Затем апостолы велели ему прибыть к Пипину и рассказать ему об этом чуде. Было совершенно очевидно, что эта сцена должна была свидетельствовать об особом покровительстве святых апостолов Римскому епископу, и, кроме того, о чудодейственных способностях папы взывать к помощи Неба149.
Письмо попало в точку: Пипин уже сталкивался с глухим брожением среди своего народа, где не все были довольны узурпацией им власти у древней династии знаменитого Хлодвига. И Франкский король решил упрочить свое положение, запросив у папы вторичной (!) коронации. Но уже не руками легата, а непосредственно понтифика150.
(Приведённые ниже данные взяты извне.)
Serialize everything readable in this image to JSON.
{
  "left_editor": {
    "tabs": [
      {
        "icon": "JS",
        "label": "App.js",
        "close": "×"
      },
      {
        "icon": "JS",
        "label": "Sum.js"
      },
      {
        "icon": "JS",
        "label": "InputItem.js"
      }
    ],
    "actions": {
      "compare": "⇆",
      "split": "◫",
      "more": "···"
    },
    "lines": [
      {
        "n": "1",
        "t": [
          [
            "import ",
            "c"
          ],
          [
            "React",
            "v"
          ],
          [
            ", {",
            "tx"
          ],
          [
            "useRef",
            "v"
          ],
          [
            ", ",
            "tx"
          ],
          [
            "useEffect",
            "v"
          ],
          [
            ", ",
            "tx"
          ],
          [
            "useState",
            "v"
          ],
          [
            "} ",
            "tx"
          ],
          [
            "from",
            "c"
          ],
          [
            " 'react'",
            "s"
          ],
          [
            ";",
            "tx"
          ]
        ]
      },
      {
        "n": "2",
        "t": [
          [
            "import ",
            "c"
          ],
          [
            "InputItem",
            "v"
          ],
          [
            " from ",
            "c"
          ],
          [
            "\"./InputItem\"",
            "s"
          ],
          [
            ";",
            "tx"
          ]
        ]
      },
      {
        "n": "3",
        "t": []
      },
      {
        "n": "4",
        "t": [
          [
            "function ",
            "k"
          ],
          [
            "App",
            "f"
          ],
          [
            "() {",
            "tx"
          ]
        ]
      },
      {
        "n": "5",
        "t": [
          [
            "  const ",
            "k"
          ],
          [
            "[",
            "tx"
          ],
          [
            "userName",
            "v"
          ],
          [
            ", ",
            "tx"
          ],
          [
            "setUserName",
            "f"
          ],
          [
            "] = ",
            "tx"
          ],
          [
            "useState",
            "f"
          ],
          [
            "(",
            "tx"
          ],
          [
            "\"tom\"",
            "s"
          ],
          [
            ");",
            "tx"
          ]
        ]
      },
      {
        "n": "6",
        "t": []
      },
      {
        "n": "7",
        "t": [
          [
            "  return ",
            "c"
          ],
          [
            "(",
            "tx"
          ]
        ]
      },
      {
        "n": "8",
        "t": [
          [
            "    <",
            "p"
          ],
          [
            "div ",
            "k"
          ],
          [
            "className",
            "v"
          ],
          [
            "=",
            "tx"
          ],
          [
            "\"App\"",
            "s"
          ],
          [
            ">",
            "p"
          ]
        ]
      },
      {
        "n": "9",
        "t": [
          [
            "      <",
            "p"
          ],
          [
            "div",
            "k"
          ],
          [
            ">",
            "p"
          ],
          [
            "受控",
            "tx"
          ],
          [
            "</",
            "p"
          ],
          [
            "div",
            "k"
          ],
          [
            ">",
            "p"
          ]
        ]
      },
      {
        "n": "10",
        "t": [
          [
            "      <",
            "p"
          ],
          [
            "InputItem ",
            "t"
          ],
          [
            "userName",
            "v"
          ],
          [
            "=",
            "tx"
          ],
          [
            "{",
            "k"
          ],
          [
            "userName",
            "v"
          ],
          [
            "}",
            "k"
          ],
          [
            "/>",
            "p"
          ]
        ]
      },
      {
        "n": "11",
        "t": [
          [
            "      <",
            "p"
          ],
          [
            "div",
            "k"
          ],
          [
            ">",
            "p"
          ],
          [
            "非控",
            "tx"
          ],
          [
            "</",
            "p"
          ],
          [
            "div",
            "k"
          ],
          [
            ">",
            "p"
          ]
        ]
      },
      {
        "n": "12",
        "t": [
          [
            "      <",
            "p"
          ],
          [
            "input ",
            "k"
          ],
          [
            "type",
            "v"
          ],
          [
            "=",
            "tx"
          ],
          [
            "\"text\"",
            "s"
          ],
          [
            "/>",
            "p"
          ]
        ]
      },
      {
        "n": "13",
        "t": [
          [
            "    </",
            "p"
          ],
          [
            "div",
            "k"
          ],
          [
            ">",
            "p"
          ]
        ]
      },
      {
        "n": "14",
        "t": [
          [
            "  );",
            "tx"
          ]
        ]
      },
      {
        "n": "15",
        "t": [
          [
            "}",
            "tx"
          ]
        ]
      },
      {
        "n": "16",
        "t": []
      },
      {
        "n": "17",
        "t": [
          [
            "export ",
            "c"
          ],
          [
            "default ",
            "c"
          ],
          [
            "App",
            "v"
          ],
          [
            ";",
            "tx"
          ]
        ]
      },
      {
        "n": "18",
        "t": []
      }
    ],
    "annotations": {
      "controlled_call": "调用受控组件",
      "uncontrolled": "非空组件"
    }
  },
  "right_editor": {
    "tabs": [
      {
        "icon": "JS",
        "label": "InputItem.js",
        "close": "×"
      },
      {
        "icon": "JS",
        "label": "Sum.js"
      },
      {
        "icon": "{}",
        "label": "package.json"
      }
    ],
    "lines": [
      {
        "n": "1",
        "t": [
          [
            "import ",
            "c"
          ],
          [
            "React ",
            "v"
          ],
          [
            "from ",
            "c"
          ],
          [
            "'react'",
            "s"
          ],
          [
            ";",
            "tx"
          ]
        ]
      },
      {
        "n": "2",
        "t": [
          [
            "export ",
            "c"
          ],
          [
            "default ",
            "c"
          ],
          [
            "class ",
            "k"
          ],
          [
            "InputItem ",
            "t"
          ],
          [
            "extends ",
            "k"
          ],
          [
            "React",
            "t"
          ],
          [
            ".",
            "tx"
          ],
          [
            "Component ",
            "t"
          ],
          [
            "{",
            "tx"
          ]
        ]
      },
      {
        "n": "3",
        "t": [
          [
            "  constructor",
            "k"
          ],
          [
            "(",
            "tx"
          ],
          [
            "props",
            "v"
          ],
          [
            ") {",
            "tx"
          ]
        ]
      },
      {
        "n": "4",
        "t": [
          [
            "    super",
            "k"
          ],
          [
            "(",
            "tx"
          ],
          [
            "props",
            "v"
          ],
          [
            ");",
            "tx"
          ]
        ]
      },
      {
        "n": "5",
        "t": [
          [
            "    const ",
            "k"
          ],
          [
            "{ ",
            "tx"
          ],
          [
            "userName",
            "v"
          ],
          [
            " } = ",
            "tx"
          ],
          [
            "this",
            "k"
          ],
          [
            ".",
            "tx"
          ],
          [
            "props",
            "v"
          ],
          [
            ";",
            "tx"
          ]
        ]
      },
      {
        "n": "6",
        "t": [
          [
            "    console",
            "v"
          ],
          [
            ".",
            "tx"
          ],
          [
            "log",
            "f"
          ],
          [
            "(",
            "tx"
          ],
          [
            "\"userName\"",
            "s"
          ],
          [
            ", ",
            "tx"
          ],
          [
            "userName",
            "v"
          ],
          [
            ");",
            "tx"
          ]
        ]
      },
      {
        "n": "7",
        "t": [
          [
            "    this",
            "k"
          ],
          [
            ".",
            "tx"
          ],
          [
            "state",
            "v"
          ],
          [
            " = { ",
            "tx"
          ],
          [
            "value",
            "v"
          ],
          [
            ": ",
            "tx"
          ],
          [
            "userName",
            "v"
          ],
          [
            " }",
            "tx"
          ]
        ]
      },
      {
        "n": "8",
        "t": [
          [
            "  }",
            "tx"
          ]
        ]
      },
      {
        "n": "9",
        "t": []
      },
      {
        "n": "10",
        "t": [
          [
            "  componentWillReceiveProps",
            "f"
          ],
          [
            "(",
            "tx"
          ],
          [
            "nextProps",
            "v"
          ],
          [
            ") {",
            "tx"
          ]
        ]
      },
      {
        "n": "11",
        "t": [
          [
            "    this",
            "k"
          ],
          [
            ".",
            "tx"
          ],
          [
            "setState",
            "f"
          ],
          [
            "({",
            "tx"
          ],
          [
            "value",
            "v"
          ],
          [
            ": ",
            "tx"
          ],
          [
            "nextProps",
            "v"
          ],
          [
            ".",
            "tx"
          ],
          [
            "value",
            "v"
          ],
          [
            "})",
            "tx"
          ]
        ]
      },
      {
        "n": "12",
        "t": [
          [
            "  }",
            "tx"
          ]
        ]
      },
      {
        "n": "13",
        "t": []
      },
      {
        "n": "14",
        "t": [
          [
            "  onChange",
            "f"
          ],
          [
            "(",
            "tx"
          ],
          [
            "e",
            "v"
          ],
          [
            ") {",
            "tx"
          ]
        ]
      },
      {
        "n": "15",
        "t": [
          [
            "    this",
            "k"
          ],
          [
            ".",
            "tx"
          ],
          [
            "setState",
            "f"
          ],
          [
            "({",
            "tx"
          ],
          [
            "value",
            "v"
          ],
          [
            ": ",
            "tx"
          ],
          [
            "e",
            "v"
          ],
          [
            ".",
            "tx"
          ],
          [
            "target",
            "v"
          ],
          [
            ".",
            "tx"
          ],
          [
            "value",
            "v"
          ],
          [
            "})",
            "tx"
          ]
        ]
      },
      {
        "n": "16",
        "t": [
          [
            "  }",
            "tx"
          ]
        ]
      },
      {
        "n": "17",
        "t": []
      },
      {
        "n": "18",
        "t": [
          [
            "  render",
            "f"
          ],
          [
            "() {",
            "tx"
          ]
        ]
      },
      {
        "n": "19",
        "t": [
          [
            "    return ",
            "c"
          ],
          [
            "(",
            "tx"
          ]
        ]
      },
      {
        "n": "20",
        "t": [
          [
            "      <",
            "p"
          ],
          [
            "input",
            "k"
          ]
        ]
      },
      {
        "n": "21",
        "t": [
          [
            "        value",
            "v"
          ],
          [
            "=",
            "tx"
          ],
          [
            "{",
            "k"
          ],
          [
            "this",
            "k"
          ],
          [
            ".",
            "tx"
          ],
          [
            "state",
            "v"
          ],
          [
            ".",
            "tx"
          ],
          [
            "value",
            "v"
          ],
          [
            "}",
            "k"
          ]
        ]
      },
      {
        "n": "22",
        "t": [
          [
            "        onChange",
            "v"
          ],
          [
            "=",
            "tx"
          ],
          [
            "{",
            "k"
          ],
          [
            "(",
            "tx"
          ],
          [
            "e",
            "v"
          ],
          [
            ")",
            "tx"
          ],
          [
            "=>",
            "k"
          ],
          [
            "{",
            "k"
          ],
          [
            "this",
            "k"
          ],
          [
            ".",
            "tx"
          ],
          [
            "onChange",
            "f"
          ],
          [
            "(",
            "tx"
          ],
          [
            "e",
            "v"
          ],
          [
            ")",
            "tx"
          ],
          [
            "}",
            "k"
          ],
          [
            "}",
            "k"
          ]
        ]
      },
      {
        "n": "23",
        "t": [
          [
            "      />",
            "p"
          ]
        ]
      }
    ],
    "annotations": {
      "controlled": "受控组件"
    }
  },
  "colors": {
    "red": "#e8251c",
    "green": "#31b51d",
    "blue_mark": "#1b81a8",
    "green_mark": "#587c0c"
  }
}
И тут папа совершил поступок, совершенно неоправданный с точки зрения конкретной ситуации, совершенно необъяснимый тревогами военного времени и опасностью Риму со стороны лангобардов. Он, согласившись вторично венчать Пипина на царство – абсолютно неканоничный ход с точки зрения церковного права и традиций, не только вновь не поставил в известность императора Константина V, но и предоставил Пипину титул римского патриция. Как писалось выше, эта инициатива уже при папе Григории III выглядела изменой Римскому императору; не стал исключением и данный случай.
Но Стефан II и не скрывал в близком кругу своих намерений, среди которых можно выделить главные: публично заявить о своей независимости от Византийского императора, а также создать и закрепить практику, при которой источником политической власти будет признаваться исключительно Римский епископ. С обеими задачами Стефан II справился довольно успешно, хотя, очевидно, ни он, ни остальные современники даже не подозревали, к чему приведут эти события.
Впрочем, папа действовал осмотрительно, решив на всякий случай подстраховать себя – все же Византийский император был очень опасным противником. Он созвал народное собрание в Риме, которое и приняло нужное для папы решение. Латиняне давно уже смотрели на Константинополь, как на своего удачливого конкурента на политическом и культурном поприще, и не упускали случая напомнить о своих древних правах и свободах. Возможно, они не заглядывали так далеко, желая лишь в очередной раз показать Константину V, что обладают известной долей самостоятельности даже по отношению к нему, своему царю. Объективность требует сказать, что положительное решение горожан явилось также своего рода данью памяти папам Григорию III и Захарию – настоящим спасителям Рима.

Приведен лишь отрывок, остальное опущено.